Review methods for handling outliers and poor skews. We can log transform the data, use a Mann-Whitney/Wilcoxon rank sum test (or the Wilcoxon signed rank test), or use a permutation test. Know the difference between parametric and non-parametric.

Different study designs

Understand the differences between retrospective, prospective, and cross-sectional studies.

Example Questions

Example 1

A study examined 793 individuals who were in bike accidents. It was found that of 147 riders that wore helmets, 17 of them had a head injury. Of the rest of the bikers who did not wear helmets, 428 did not get a head injury.

  1. Make a contingency table for the data

  2. Without running any tests, does there appear to be a benefit to wearing a helmet? (hint: odds ratio)

  3. Make a 95% CI for this odds ratio

  4. What are the expected counts for the contingency table?

  5. Calculate chi-squared statistic and interpret

  6. If we used a computer to help answer this question, what is a more exact test we could use?

Example 2

A study compared the miles per gallon of American cars (sample 1) to Japanese cars (sample 2). The sample size for American cars was 249 with a sample mean of 20.145 and sample standard deviation of 6.415. Japanese cars had a sample size of 79, sample mean of 30.481, and sample standard deviation of 6.108. (pooled standard deviation is 6.343)

  1. If we assume data is normal what test do we run? What else might we consider to determine what test is most appropriate?
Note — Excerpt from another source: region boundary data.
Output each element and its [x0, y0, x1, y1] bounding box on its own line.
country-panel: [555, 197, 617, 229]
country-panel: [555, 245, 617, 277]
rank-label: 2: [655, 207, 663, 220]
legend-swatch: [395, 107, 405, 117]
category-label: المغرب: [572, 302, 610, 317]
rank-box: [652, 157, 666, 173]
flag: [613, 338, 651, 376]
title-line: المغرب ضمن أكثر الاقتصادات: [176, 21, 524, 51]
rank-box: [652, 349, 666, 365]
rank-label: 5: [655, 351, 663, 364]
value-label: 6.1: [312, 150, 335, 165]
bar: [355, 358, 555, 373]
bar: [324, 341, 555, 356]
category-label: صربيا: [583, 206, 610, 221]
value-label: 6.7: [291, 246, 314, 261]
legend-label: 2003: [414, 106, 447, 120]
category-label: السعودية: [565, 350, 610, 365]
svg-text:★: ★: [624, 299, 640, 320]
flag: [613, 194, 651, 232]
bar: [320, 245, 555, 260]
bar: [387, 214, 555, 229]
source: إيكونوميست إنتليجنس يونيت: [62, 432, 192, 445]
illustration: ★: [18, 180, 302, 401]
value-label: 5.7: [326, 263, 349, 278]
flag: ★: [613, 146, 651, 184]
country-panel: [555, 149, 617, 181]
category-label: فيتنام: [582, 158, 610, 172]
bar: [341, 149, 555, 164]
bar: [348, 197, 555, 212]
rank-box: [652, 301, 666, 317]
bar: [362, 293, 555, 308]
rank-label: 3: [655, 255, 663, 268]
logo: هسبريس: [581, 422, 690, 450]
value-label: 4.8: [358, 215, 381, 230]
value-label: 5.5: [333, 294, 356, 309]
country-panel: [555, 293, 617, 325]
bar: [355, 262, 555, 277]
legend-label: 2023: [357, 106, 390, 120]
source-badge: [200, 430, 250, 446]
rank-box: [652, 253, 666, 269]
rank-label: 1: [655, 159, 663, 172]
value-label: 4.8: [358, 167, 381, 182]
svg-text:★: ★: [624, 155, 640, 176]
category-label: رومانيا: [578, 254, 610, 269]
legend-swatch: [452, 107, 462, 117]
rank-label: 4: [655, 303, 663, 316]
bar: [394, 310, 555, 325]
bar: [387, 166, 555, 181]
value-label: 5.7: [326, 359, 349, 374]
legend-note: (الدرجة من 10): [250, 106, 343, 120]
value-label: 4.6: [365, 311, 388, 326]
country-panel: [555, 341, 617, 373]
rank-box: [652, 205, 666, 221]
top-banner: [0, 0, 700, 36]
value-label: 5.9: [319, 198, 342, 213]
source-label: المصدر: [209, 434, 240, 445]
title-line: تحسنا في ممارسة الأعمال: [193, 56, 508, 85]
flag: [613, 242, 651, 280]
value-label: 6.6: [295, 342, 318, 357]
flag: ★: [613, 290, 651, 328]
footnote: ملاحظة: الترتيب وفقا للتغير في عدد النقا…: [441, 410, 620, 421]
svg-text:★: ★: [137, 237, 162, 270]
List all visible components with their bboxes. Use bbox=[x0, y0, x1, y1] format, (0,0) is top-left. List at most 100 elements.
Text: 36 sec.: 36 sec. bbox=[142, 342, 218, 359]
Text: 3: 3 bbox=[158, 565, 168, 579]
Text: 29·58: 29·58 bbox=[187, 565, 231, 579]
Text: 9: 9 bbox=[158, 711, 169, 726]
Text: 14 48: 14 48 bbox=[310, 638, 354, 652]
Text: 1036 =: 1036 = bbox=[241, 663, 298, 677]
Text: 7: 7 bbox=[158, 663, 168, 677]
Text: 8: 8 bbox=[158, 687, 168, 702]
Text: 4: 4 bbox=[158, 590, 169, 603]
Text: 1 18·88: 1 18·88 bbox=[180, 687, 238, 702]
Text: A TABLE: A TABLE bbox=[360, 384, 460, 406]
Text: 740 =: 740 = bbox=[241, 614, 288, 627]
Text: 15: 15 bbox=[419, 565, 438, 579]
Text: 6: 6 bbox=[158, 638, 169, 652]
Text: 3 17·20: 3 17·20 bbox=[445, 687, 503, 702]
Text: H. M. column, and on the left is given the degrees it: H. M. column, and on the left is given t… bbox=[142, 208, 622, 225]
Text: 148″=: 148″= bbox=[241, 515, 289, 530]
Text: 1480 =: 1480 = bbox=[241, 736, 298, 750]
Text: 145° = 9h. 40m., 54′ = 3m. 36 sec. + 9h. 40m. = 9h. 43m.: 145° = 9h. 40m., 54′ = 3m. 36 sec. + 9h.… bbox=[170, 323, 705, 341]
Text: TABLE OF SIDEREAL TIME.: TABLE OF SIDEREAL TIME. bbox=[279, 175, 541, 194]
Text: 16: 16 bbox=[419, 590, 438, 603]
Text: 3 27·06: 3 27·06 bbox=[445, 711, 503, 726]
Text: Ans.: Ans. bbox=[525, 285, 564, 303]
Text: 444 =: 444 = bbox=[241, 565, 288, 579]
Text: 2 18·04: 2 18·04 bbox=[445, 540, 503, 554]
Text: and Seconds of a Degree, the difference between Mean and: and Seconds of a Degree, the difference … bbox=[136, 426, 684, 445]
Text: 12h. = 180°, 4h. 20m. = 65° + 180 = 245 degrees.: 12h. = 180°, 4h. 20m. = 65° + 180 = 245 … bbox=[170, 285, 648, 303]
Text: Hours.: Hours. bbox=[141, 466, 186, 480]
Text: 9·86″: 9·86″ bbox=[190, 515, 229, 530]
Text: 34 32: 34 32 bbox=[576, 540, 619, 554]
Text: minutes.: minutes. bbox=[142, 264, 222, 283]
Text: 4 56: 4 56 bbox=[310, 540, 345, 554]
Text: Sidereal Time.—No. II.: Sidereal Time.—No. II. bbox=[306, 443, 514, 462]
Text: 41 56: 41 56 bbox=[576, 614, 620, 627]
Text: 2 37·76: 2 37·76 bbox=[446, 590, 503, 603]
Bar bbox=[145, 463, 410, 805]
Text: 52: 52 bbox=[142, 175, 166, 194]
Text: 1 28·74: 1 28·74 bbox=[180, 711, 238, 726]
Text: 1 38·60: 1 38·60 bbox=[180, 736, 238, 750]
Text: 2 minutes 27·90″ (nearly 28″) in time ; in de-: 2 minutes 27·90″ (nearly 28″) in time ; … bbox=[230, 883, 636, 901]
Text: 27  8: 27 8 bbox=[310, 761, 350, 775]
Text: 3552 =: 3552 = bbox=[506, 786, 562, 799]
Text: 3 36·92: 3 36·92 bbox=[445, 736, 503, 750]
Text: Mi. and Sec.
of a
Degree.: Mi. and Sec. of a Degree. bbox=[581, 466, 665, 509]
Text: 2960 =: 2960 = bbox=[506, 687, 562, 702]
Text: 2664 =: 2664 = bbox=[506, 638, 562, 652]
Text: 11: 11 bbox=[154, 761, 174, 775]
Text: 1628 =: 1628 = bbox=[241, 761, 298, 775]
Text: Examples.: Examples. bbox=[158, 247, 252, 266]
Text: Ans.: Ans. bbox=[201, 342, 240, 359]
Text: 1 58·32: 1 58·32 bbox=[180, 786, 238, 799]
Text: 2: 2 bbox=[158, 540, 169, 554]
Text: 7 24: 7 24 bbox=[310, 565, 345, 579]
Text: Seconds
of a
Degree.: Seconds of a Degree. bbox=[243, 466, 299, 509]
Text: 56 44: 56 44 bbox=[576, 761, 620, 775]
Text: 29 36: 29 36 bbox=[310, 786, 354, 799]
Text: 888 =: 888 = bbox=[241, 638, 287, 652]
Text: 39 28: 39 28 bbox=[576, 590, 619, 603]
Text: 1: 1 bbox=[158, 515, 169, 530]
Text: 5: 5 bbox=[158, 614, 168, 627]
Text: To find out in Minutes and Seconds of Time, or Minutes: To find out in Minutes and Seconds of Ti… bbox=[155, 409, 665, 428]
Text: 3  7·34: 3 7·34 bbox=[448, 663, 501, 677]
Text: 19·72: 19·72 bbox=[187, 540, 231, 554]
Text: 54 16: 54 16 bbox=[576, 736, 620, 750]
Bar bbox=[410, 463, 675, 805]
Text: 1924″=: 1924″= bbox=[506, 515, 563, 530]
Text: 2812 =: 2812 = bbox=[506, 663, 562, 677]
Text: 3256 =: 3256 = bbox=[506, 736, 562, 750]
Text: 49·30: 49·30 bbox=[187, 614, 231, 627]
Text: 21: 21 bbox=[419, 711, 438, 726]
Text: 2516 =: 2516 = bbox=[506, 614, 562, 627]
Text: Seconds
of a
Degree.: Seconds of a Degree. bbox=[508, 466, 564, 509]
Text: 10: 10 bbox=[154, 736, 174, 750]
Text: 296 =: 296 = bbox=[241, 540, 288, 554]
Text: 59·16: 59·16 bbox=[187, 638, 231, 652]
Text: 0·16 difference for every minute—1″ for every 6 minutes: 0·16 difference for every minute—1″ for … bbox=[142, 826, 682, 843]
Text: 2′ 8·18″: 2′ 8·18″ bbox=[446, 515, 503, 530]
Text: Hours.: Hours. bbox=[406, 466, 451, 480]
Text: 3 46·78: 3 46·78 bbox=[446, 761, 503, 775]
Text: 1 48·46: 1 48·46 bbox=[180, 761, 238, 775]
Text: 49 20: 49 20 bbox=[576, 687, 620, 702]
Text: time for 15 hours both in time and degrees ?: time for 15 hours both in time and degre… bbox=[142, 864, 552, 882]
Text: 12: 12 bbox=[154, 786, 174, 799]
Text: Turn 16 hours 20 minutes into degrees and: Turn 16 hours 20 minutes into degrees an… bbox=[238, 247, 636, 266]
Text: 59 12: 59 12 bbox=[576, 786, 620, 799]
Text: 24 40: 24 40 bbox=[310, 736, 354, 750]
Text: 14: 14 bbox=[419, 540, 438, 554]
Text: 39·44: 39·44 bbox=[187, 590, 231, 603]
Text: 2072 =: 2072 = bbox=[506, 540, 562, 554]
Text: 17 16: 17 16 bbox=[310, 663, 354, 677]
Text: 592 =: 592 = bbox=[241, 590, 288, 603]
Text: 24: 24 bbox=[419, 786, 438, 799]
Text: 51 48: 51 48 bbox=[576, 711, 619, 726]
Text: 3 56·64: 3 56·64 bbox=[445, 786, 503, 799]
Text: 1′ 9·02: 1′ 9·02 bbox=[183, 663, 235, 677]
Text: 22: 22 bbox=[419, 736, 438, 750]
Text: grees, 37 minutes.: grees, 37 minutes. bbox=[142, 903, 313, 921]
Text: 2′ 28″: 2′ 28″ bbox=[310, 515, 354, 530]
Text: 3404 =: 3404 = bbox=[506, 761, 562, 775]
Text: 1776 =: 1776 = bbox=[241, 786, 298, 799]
  2. Conduct a t-test comparing the two group means and interpret the results

  3. Further analysis shows that two of the American cars in the sample were getting less than 5 miles per gallon. How might this affect the test results? How might you remedy this issue?

Example 3

The Predators (a hockey team) just reached the second round of playoffs. Suppose we were curious if the Predators experienced any benefit to playing at home this season, so we gathered the data on how many goals they scored each game and whether they were home or away (regular season only). In home games they scored an average of 3.098 goals in 41 games with a sd of 1.841. In away games (41) they scored 2.237 with a sd of 1.43. The pooled sd is 1.650.

  1. Which test would you use to examine the association between location and goals scored?

  2. It seems they did better at home could this be a difference explained by chance alone?